Les cultes du cargo et la fausse agilité

Les cultes du cargo et la fausse agilité

Les sièges en cube aux couleurs vives, les réunions quotidiennes en stand-up, les mêlées de presse et les hiérarchies plates sont monnaie courante dans le monde du travail d'aujourd'hui. Ils pourraient être la marque de fabrique d'une entreprise agile. Nous insistons sur le mot "pourrait" car de tels signes d'agilité se révèlent souvent n'être rien d'autre que des imitations mal conçues.

Ce phénomène est ce qu'on appelle un "culte du fret", qui consiste à essayer de changer quelque chose simplement en modifiant ses caractéristiques extérieures. En d'autres termes, au lieu d'essayer de saisir le sens profond des méthodes, pratiques ou structures agiles, les entreprises se contentent de les imiter. Le reste - du moins l'espèrent-ils - devrait alors se mettre en place.

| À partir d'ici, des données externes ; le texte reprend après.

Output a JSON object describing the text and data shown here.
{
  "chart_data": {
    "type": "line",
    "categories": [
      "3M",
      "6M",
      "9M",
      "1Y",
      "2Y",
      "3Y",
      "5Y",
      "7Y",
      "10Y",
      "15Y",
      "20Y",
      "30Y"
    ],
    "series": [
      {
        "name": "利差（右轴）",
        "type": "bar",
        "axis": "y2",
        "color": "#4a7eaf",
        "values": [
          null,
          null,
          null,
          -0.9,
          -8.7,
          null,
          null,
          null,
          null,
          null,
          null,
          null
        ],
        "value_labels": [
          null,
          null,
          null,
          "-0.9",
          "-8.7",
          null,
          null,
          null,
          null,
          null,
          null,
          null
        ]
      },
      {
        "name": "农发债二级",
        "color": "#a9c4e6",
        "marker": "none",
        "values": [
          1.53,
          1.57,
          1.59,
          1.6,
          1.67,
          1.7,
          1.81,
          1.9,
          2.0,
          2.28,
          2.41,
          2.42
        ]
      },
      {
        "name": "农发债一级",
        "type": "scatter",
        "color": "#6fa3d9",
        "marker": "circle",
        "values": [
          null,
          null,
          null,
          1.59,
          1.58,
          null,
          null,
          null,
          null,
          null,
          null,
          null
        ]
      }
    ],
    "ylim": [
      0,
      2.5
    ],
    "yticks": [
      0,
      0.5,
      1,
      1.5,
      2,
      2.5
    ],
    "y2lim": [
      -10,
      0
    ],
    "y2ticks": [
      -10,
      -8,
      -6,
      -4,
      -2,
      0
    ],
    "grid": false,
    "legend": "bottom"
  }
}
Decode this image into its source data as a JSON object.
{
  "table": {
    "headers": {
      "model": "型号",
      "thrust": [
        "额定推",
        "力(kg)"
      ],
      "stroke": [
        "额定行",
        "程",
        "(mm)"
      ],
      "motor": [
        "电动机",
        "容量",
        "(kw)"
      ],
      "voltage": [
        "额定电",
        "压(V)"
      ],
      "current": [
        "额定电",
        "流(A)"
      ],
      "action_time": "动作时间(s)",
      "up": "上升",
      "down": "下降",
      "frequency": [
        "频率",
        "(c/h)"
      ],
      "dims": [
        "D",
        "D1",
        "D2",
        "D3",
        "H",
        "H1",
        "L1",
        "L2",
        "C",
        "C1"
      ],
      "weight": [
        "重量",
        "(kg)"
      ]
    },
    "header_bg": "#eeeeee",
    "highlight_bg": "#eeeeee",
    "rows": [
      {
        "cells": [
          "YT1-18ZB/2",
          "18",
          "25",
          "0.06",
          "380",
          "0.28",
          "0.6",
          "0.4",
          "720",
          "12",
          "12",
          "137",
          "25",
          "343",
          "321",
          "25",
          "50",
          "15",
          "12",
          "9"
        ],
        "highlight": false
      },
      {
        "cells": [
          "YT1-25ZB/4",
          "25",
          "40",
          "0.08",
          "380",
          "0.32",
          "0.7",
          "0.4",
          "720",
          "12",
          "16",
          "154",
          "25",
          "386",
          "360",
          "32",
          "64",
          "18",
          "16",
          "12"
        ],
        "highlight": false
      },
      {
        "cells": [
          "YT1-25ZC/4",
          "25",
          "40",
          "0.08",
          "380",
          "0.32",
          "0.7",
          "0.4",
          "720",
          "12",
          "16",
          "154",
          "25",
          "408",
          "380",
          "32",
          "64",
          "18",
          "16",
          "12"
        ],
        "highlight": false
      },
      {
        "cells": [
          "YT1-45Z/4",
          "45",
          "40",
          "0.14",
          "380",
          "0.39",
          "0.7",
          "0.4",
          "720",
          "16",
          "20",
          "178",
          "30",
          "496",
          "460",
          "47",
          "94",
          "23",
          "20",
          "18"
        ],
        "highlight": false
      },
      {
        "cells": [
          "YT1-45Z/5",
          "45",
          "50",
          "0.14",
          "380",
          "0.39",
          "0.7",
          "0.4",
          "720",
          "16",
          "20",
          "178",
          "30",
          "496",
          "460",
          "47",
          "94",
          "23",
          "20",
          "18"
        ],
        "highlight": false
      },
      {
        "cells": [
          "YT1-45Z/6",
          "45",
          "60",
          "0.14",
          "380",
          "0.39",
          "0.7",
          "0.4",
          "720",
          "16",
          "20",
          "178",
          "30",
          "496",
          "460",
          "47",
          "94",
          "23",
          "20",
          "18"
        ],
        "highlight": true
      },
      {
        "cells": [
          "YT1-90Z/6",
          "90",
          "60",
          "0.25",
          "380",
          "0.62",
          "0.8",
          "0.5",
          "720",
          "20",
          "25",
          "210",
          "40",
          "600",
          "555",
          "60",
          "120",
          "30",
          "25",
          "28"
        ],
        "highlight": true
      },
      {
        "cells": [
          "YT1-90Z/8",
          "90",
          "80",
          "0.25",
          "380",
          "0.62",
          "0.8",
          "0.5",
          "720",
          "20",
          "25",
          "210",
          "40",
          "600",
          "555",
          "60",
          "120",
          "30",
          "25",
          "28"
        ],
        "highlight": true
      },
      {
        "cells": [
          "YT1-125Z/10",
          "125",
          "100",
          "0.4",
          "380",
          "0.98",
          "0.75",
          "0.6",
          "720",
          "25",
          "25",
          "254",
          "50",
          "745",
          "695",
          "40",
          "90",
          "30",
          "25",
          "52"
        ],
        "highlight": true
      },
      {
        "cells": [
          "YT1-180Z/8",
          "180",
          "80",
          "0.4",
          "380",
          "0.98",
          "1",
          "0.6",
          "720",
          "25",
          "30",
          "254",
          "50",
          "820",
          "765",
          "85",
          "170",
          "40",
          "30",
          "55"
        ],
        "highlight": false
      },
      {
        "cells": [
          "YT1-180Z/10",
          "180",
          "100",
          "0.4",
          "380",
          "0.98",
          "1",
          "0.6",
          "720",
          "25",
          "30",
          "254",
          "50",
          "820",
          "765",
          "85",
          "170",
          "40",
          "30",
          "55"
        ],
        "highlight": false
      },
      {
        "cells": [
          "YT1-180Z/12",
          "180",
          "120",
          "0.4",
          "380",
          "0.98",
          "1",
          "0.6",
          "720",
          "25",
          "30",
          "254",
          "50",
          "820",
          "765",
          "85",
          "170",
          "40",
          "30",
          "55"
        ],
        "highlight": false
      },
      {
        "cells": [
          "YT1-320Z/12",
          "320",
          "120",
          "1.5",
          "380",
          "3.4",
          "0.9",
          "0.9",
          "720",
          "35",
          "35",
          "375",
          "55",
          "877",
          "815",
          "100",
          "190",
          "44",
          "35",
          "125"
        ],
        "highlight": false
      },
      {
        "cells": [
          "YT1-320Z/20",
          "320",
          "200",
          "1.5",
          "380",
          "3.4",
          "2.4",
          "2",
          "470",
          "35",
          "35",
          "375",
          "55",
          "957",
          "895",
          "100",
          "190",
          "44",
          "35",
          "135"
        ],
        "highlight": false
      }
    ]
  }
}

Le terme "culte du cargo" a été inventé pendant la Seconde Guerre mondiale. Les populations indigènes de Mélanésie observaient comment les avions américains apportaient des marchandises recherchées dans leurs îles du Pacifique Sud lorsque les soldats au sol lançaient des fusées éclairantes et donnaient des signes de la main. Qu'ont donc fait les habitants de l'île? Ils ont copié le rituel. Et pourtant, bien qu'il s'agisse d'un art, pas un seul avion n'a atterri.

La perfection des moyens et la confusion des objectifs sont, à mon avis, les caractéristiques de notre époque.

Albert Einstein

L'anecdote ci-dessus pourrait bien faire sourire, mais un grand nombre d'entreprises - y compris des cabinets de conseil - se font encore avoir par des découvertes pseudo-scientifiques similaires. C'est particulièrement fréquent lorsqu'il s'agit de relever le type de défis complexes associés au sujet brûlant de l'agilité. Les entreprises confondent une méthode et une stratégie, élevant les outils individuels à un statut quasi culte. Plutôt que de travailler sur les valeurs fondamentales, elles mettent en avant un manifeste agile qui, en soi, est totalement inefficace. Vive la fausse agilité!

Ceux qui sont désireux d'amorcer une véritable transformation doivent d'abord s'attaquer au cœur du problème. Il est essentiel de ne pas confondre corrélation et causalité. En ce qui concerne l'agilité, cela signifie qu'il faut d'abord travailler sur l'état d'esprit, puis, et seulement ensuite, se tourner vers la méthodologie. Une fois de plus, les organisations doivent être prudentes - cette fois-ci pour éviter de se contenter d'intégrer de nouvelles méthodes dans d'anciens processus. Elles doivent plutôt établir un environnement dans lequel de nouvelles structures peuvent se développer. Après tout, c'est la seule façon de créer une culture de travail façonnée par la responsabilité individuelle, l'autonomie et la communication sur un pied d'égalité.